Cristina Pérez Diego

Usted puede compartir o no su estilo literario; puede no haber leido nada y por lo tanto no tener opinión; puede ser un seguidor impenitente de todo lo que sale del teclado de su ordenador pero, no me negarán, que Óscar Sipan es un tipo de esos al que apetece conocer.

Es un inventor nato. Creativo hasta la médula y con una cascada de datos de esos curiosos que escapan a los grandes titulares y que, él, atrapa , trabaja, escribe y los presenta haciéndole dudar a uno si Sipán y el resto de seres vivos comparten el mismo universo...o este hombre es de otra galaxia.
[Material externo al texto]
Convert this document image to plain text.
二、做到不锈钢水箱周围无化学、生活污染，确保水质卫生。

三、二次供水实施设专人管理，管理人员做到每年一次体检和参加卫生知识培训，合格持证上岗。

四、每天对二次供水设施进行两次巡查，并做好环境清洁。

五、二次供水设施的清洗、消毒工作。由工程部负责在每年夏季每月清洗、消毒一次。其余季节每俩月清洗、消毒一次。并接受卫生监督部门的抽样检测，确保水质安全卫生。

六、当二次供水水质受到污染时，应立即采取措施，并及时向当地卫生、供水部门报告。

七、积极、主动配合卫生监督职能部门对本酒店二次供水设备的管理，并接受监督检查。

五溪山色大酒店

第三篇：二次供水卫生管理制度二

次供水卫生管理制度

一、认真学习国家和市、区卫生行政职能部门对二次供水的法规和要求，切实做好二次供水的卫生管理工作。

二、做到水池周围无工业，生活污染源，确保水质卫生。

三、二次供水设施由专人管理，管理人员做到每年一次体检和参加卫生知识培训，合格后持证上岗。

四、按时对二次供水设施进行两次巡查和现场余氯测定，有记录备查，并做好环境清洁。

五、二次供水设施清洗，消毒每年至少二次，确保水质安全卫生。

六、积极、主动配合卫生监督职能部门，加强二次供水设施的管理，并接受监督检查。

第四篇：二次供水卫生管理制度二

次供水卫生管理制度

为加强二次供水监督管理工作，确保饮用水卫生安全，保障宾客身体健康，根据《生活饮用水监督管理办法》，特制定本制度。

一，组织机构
Es un oscense de esos al que no le hace falta llevar el verde y la albahaca en el bolsillo porque, su mejor manera de serlo, es dejando en cada una de sus obras algo oscense: un nombre, un pueblo, una calle, una tradición, una historia personal, un recuerdo...a pesar de ese cierto aire nipón que, de entrada, lo acerca más a lo japonés que a lo oscense...por eso digo que, a lo mejor resulta que no es de este mundo.

Y de lo que no cabe duda es de que la sociedad oscense ya ha aprendido a valorar lo que tiene. Me remito a las presentaciones multitudinarias de Sipán, me remito a ese tirón que atrae a seguidores de siempre, amigos y a los escépticos que quieren ver de cerca a este autor que siempre es agradecido, hasta la emoción, con quienes le leen.

Por cierto, Sipán tiene un reto planteado por el propio alcalde de la ciudad Fernando Elboj. En su presentación de su penúltimo (porque siempre habrá más) trabajo premiado "Guia de Hoteles Inventados", Óscar hace un recorrido por ciudades...digamos especiales ,que describe a través de los olores. Toda una pirueta literaria: describir los aromas. Al acabar la presentación del libro, el alcalde se acercó a Óscar y después de estrecharle la mano le pregunto "¿..y Huesca...a qué huele?" ...seguro que la respuesta no se hace esperar.